Result: AlignResult { score: 6, query_idx: 7, reference_idx: 6 }
6=

But can I now know the positions in the reference? Ideally without computing the cigar as you said it's expensive.

Thanks in advance!

Daniel-Liu-c0deb0t commented 2 months ago

So like I mentioned in the other issue, there are two approaches you can take:

Daniel-Liu-c0deb0t commented 2 months ago

In your example, I think you swapped q and r. Anyways, the query_idx and reference_idx in the result are the end positions of the alignment. For global and X-drop alignment, the start is known to be at the beginning of the sequences. For free query start gaps, you have to compute the traceback to find the start.

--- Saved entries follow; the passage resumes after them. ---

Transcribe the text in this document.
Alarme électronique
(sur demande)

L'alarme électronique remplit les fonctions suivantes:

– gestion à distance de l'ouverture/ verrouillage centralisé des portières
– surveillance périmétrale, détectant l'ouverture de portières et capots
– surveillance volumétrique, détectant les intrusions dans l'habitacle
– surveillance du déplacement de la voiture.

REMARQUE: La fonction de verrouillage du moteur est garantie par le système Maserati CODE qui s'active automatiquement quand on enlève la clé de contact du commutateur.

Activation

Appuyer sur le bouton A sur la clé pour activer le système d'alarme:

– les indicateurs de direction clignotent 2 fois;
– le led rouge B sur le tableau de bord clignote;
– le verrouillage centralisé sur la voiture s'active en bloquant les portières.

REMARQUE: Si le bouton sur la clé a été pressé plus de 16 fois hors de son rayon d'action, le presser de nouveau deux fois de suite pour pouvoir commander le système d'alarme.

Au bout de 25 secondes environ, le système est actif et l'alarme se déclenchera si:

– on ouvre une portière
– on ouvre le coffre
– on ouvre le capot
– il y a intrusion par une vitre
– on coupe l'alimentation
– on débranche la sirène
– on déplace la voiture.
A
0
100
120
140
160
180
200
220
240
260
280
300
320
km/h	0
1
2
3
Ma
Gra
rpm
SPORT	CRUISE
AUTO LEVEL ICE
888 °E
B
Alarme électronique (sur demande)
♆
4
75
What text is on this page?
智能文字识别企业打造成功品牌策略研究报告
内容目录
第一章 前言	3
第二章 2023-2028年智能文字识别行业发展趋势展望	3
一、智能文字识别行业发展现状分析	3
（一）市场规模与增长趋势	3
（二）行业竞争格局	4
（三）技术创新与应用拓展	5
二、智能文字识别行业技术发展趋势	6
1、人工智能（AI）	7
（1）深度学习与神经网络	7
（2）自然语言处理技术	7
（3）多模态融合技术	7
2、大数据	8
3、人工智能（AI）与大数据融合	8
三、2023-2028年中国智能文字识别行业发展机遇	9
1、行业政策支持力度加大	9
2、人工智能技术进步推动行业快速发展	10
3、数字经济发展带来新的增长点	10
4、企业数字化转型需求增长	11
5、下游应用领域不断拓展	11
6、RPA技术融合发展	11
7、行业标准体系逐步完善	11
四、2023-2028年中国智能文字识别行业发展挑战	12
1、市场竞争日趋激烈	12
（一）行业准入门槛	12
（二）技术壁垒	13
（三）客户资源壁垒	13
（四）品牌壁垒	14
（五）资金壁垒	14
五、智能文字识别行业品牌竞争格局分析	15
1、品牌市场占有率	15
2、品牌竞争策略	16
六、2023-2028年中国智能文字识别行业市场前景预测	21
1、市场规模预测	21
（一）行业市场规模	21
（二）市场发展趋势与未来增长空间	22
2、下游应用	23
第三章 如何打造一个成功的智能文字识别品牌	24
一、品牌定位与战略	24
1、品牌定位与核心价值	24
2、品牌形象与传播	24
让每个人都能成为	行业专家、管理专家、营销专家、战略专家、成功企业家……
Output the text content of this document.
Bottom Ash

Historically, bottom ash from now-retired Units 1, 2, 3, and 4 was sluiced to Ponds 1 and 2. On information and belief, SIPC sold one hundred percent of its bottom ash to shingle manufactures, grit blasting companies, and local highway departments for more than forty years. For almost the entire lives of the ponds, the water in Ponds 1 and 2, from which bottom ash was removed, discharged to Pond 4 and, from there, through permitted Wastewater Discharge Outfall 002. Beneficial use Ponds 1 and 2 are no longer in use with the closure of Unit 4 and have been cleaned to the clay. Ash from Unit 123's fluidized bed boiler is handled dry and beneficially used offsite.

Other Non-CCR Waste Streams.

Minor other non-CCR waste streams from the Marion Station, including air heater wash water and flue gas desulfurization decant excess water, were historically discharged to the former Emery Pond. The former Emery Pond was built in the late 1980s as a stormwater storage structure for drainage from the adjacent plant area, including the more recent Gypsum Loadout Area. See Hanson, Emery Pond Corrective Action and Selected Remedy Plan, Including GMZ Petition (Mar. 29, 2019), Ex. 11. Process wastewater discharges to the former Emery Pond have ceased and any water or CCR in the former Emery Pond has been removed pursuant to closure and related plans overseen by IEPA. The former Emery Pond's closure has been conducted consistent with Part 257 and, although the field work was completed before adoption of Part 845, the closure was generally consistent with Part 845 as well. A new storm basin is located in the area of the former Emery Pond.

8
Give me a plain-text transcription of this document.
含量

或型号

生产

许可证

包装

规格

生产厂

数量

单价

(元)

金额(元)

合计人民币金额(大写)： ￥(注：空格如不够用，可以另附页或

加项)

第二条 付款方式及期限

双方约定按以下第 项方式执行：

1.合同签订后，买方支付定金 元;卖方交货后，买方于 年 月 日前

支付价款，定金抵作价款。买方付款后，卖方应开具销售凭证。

This is some related code I wrote, it might be helpful: https://github.com/Daniel-Liu-c0deb0t/ANTISEQUENCE/blob/main/src/iter/match_any_reads.rs#L544

Daniel-Liu-c0deb0t commented 2 months ago

Ok I made a diagram (see https://docs.rs/block-aligner/0.5.1/block_aligner/scan_block/struct.Block.html) that should make the different alignment types more clear.

jianshu93 commented 2 months ago

Hello Both, the explanation (diagram) are really very useful and I understand what exactly I need. Just for fun, usearch is open sourced several weeks ago, I think there you can find exactly what you need to do semi-global alignment, but in this case the alignment position (start and end) is not easy to obtains since usearch semi-global alignment mode do not report that (which is the query is hard to say in semi-global mode but usearch always assume the query sequences are the query) but the local mode, usearch_local does report them, both mode implemented X-Drop algorithm for fast database search. In your example provided, I think you need local alignment with large x-drop score (usearch -usearch_local), so that you can approximate semi-global mode which is very not easy as Daniel explains (reverse sequences et.al.). Usearch also has some banded DP but it seems it is not clear how it was done, Block Aligner is very clear about this.

Thanks,

Jianshu

Daniel-Liu-c0deb0t commented 2 months ago

Thanks! Actually Robert Edgar recently got in touch with me about Block Aligner stuff, probably for his tools.